Now, under the Biden administration, the window might be all but closed as Democrats historically have been less sympathetic to such deals, one of the sources said. President Joe Biden has put climate change at the forefront of his agenda, promoting jobs in renewable energy as opposed to traditional ones in the oil sector.
Biden recently formally revoked the permit to build the Keystone XL oil pipeline. General Motors last week said it would aim to stop selling vehicles powered by gasoline and diesel, which rely on oil, by 2035.
The White House and Justice Department did not immediately respond to requests by Reuters for comment.
News of the unsuccessful talks emerged as Exxon has come under pressure from some of its shareholders over its strategic direction.
Engine No. 1, an investment firm based in San Francisco, last week nominated four directors to Exxon’s board and is pushing the company to spend its cash better, preserve its dividend, and invest more in clean energy. Exxon is also in the crosshairs of hedge fund DE Shaw, which is pressuring the company to cut costs and improve performance.
Exxon reports fourth-quarter results on February 2. Chevron last week reported a surprise $11m fourth-quarter loss as low margins on fuel, acquisition costs and foreign currency effects overwhelmed improved drilling results.
Potential giant
A combined Exxon-Chevron would be eclipsed in size only by Saudi Aramco, which boasts a roughly $1.8 trillion market value and has previously pushed many US drillers to the financial brink by flooding the market with oil.
It also could be the largest corporate tie-up ever, depending on its structure. That distinction now belongs to the roughly $181bn purchase of German conglomerate Mannesmann AG by Vodafone AirTouch PLC in 2000, according to research firm Dealogic.
Such a deal would reunite the two largest descendants of John D Rockefeller’s Standard Oil monopoly, which was broken up by US regulators in 1911 and reshape the oil industry.
Despite inevitable antitrust concerns, Exxon and Chevron could argue that a merger would represent the US’s best shot at taking on the Saudi state-owned conglomerate and the world’s other largest state-backed oil producers, one of the sources told Reuters.

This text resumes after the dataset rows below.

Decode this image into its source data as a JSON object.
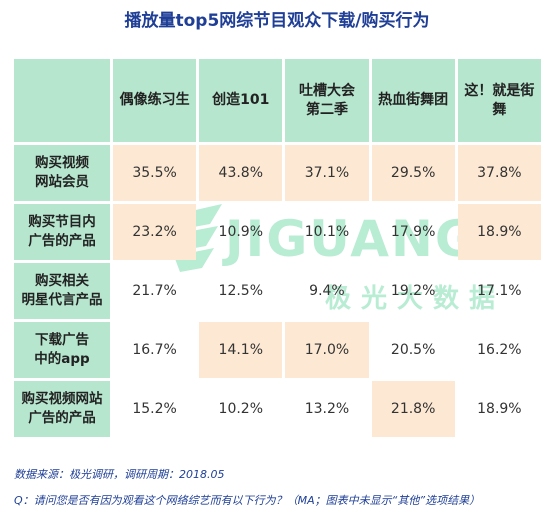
{
  "title": "播放量top5网综节目观众下载/购买行为",
  "watermark": {
    "brand": "JIGUANG",
    "sub": "极光大数据"
  },
  "chart_data": {
    "type": "table",
    "title": "播放量top5网综节目观众下载/购买行为",
    "columns": [
      {
        "label": "偶像练习生"
      },
      {
        "label": "创造101"
      },
      {
        "label": "吐槽大会\n第二季"
      },
      {
        "label": "热血街舞团"
      },
      {
        "label": "这！就是街\n舞"
      }
    ],
    "rows": [
      {
        "label": "购买视频\n网站会员",
        "values": [
          "35.5%",
          "43.8%",
          "37.1%",
          "29.5%",
          "37.8%"
        ],
        "highlight": [
          true,
          true,
          true,
          true,
          true
        ]
      },
      {
        "label": "购买节目内\n广告的产品",
        "values": [
          "23.2%",
          "10.9%",
          "10.1%",
          "17.9%",
          "18.9%"
        ],
        "highlight": [
          true,
          false,
          false,
          false,
          true
        ]
      },
      {
        "label": "购买相关\n明星代言产品",
        "values": [
          "21.7%",
          "12.5%",
          "9.4%",
          "19.2%",
          "17.1%"
        ],
        "highlight": [
          false,
          false,
          false,
          false,
          false
        ]
      },
      {
        "label": "下载广告\n中的app",
        "values": [
          "16.7%",
          "14.1%",
          "17.0%",
          "20.5%",
          "16.2%"
        ],
        "highlight": [
          false,
          true,
          true,
          false,
          false
        ]
      },
      {
        "label": "购买视频网站\n广告的产品",
        "values": [
          "15.2%",
          "10.2%",
          "13.2%",
          "21.8%",
          "18.9%"
        ],
        "highlight": [
          false,
          false,
          false,
          true,
          false
        ]
      }
    ],
    "colors": {
      "header": "#b7e6cf",
      "highlight": "#fde9d3",
      "title": "#1f3f97"
    }
  },
  "footer": {
    "source": "数据来源：极光调研，调研周期：2018.05",
    "question": "Q：请问您是否有因为观看这个网络综艺而有以下行为？（MA；图表中未显示“其他”选项结果）"
  }
}
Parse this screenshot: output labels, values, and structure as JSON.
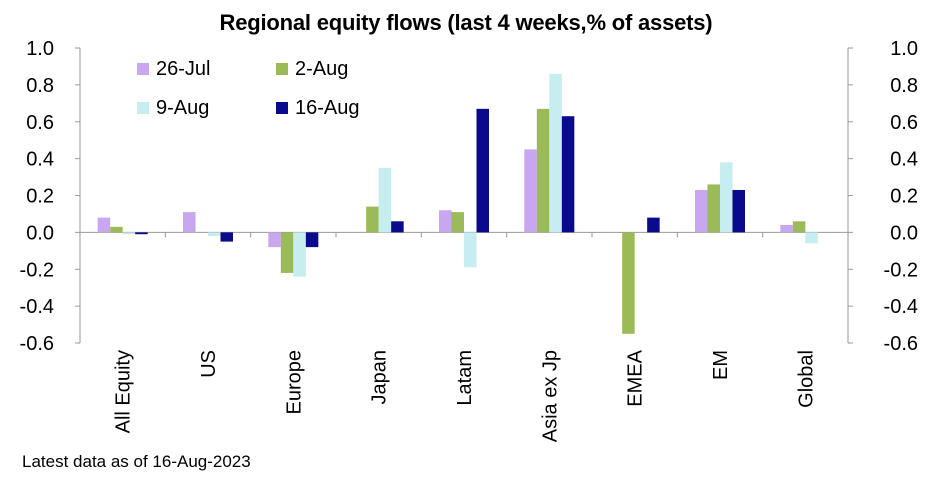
{
  "chart_data": {
    "type": "bar",
    "title": "Regional equity flows (last 4 weeks,% of assets)",
    "categories": [
      "All Equity",
      "US",
      "Europe",
      "Japan",
      "Latam",
      "Asia ex Jp",
      "EMEA",
      "EM",
      "Global"
    ],
    "series": [
      {
        "name": "26-Jul",
        "color": "#c9a6f0",
        "values": [
          0.08,
          0.11,
          -0.08,
          0.0,
          0.12,
          0.45,
          0.0,
          0.23,
          0.04
        ]
      },
      {
        "name": "2-Aug",
        "color": "#9bbb59",
        "values": [
          0.03,
          0.0,
          -0.22,
          0.14,
          0.11,
          0.67,
          -0.55,
          0.26,
          0.06
        ]
      },
      {
        "name": "9-Aug",
        "color": "#c6eef0",
        "values": [
          -0.01,
          -0.02,
          -0.24,
          0.35,
          -0.19,
          0.86,
          0.0,
          0.38,
          -0.06
        ]
      },
      {
        "name": "16-Aug",
        "color": "#0a0a8c",
        "values": [
          -0.01,
          -0.05,
          -0.08,
          0.06,
          0.67,
          0.63,
          0.08,
          0.23,
          0.0
        ]
      }
    ],
    "ylim": [
      -0.6,
      1.0
    ],
    "yticks": [
      "1.0",
      "0.8",
      "0.6",
      "0.4",
      "0.2",
      "0.0",
      "-0.2",
      "-0.4",
      "-0.6"
    ],
    "ytick_values": [
      1.0,
      0.8,
      0.6,
      0.4,
      0.2,
      0.0,
      -0.2,
      -0.4,
      -0.6
    ],
    "legend_placement": "top-left",
    "grid": false
  },
  "footnote": "Latest data as of 16-Aug-2023"
}
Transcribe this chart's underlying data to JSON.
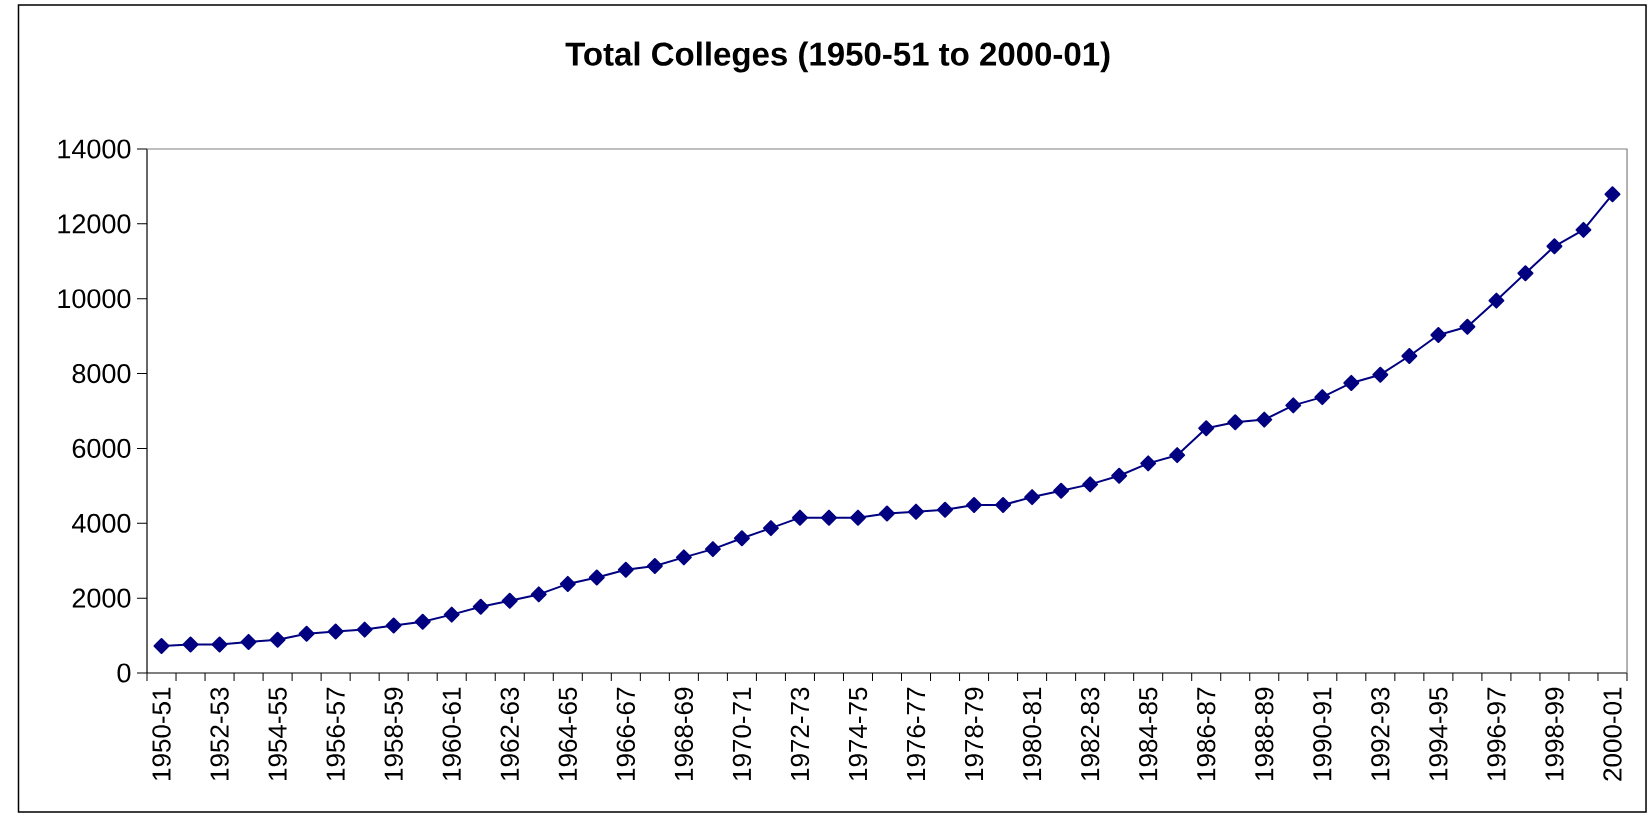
{
  "chart_data": {
    "type": "line",
    "title": "Total Colleges (1950-51 to 2000-01)",
    "categories": [
      "1950-51",
      null,
      "1952-53",
      null,
      "1954-55",
      null,
      "1956-57",
      null,
      "1958-59",
      null,
      "1960-61",
      null,
      "1962-63",
      null,
      "1964-65",
      null,
      "1966-67",
      null,
      "1968-69",
      null,
      "1970-71",
      null,
      "1972-73",
      null,
      "1974-75",
      null,
      "1976-77",
      null,
      "1978-79",
      null,
      "1980-81",
      null,
      "1982-83",
      null,
      "1984-85",
      null,
      "1986-87",
      null,
      "1988-89",
      null,
      "1990-91",
      null,
      "1992-93",
      null,
      "1994-95",
      null,
      "1996-97",
      null,
      "1998-99",
      null,
      "2000-01"
    ],
    "series": [
      {
        "color": "#000080",
        "values": [
          720,
          760,
          760,
          830,
          890,
          1050,
          1110,
          1160,
          1270,
          1370,
          1560,
          1770,
          1930,
          2100,
          2380,
          2550,
          2760,
          2860,
          3090,
          3310,
          3600,
          3870,
          4150,
          4150,
          4150,
          4260,
          4310,
          4360,
          4490,
          4490,
          4700,
          4870,
          5040,
          5270,
          5600,
          5820,
          6540,
          6700,
          6770,
          7150,
          7370,
          7750,
          7970,
          8470,
          9030,
          9250,
          9950,
          10680,
          11400,
          11840,
          12790
        ]
      }
    ],
    "ylim": [
      0,
      14000
    ],
    "yticks": [
      0,
      2000,
      4000,
      6000,
      8000,
      10000,
      12000,
      14000
    ],
    "marker": "diamond",
    "line_style": "solid"
  }
}
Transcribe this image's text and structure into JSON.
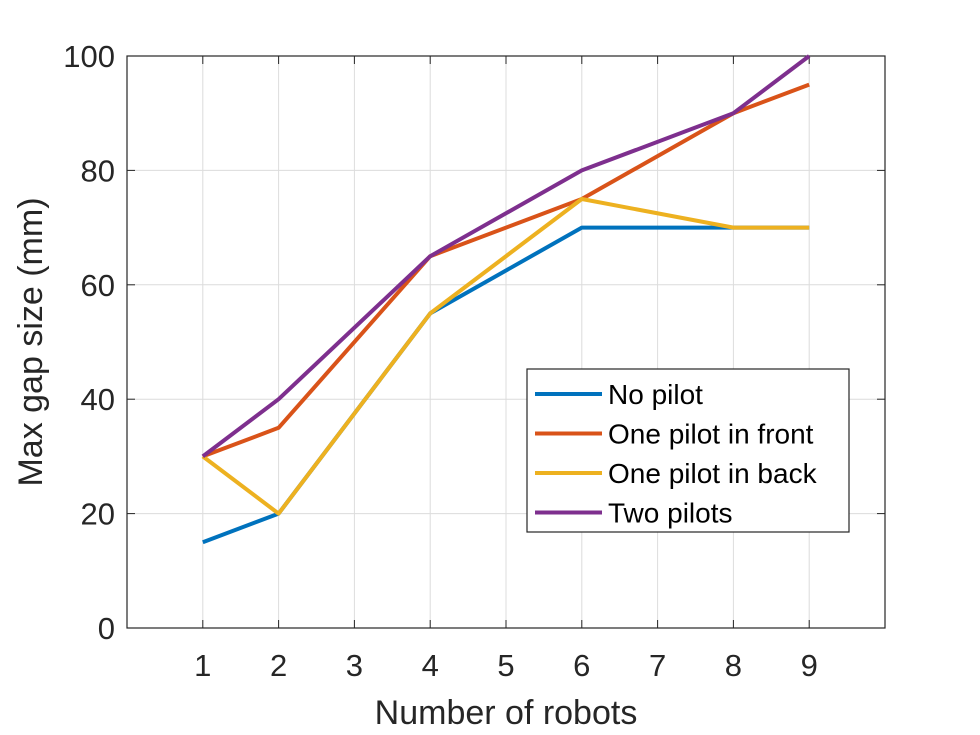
{
  "chart_data": {
    "type": "line",
    "title": "",
    "xlabel": "Number of robots",
    "ylabel": "Max gap size (mm)",
    "x": [
      1,
      2,
      4,
      6,
      8,
      9
    ],
    "xticks": [
      1,
      2,
      3,
      4,
      5,
      6,
      7,
      8,
      9
    ],
    "yticks": [
      0,
      20,
      40,
      60,
      80,
      100
    ],
    "xlim": [
      0,
      10
    ],
    "ylim": [
      0,
      100
    ],
    "grid": true,
    "legend_position": "right-middle",
    "series": [
      {
        "name": "No pilot",
        "color": "#0072BD",
        "values": [
          15,
          20,
          55,
          70,
          70,
          70
        ]
      },
      {
        "name": "One pilot in front",
        "color": "#D95319",
        "values": [
          30,
          35,
          65,
          75,
          90,
          95
        ]
      },
      {
        "name": "One pilot in back",
        "color": "#EDB120",
        "values": [
          30,
          20,
          55,
          75,
          70,
          70
        ]
      },
      {
        "name": "Two pilots",
        "color": "#7E2F8E",
        "values": [
          30,
          40,
          65,
          80,
          90,
          100
        ]
      }
    ]
  }
}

Last year’s Saudi-Russian oil price war, for instance, highlighted the vulnerability of US producers to foreign governments that can effectively dictate the price of crude by forcing energy companies they back to boost or cut output.
US oil companies each compete among one another and set their own varying production targets, with Washington having only a limited ability to intervene.Exxon and Chevron, with their powerful balance sheets, withstood turmoil in energy markets following the pandemic that forced some smaller independent oil and gas producers to file for bankruptcy protection.
Yet they also felt the pain. Demand for oil evaporated in early 2020 as governments imposed travel restrictions and stay-at-home orders to slow the COVID-19 pandemic’s spread.
At one point in April, the price of US West Texas Intermediate crude futures turned negative for the first time ever, signifying sellers needed to pay buyers to take the commodity off their hands. Prices have since rebounded to roughly $52 a barrel.
Exxon and Chevron have cut jobs over the past year. Exxon late last year left its dividend flat after boosting the shareholder payout each year since 1982.
In an interview with the Wall Street Journal discussing Chevron’s earnings last Friday, Wirth, who – like Exxon’s Woods – also serves as his company’s board chairman, said that consolidation could make the industry more efficient. He was speaking generally and not about a possible Exxon-Chevron merger.
“As for larger-scale things, it’s happened before,” Wirth told the newspaper, referring to the 1990s and early-2000s mega-mergers. “Time will tell.”